According to Flightfax, an online magazine on aviation safety published by the U.S. Army Combat Readiness Center, the overall Army manned aircraft Class A rate was 1.62 in the current fiscal year, much lower than MV-22’s and CV-22’s mishap rates. (The U.S. Army does not use the Osprey at all.)

The fact that the V-22 is an expensive aircraft that is grounded often is a major reason why it still has few peers today, although it was a revolutionary capability when it first flew in 1989. The Osprey is an expensive capability that has found few buyers abroad – outside the United States, only the Japan Ground Self-Defense Force (JGSDF) decided to procure 17 V-22s. Meanwhile, others that have shown interest – such as Australia, Indonesia, and Israel – ultimately gave up on buying it. 

On December 6, the AFSOC commander said in a statement that preliminary investigation information on the crashed CV-22 off Japan indicated a potential materiel failure caused the mishap.

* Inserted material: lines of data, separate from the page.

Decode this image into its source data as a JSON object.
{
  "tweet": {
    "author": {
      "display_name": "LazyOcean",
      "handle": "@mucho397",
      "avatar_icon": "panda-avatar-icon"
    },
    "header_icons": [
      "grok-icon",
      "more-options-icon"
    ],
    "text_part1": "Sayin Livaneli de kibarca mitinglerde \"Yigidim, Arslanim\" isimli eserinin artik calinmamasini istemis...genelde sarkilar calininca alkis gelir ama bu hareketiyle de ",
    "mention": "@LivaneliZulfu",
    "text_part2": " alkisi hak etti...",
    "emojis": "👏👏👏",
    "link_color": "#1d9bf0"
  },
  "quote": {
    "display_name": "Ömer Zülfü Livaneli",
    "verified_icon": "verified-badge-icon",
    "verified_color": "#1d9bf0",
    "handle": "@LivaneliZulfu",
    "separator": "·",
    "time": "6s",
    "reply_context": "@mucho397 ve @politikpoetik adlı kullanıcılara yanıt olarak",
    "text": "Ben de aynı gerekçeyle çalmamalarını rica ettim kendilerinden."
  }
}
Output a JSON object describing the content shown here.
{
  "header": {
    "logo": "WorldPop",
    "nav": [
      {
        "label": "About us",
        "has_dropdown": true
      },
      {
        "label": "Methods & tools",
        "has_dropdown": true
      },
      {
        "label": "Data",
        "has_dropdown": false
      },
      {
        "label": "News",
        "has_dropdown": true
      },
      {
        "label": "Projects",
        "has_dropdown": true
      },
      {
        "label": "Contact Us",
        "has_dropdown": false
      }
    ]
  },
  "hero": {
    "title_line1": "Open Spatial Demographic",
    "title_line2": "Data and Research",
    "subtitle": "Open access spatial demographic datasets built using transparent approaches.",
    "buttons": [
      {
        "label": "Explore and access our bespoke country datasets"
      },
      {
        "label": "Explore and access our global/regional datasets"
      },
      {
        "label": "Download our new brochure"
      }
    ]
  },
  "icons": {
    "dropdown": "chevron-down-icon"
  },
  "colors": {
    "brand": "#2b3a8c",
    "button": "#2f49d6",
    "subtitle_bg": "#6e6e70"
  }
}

How long Ospreys will be grounded around the world will depend on the results of the AFSOC’s ongoing investigation into the cause of the accident. If a structural problem with the aircraft – such as a sprag clutch failure or a failure of the drive shaft that links the Osprey’s two engines by running inside the length of the wings – is found as a cause of the fatal crash, there is a possibility that flights will be suspended for an extended period of time.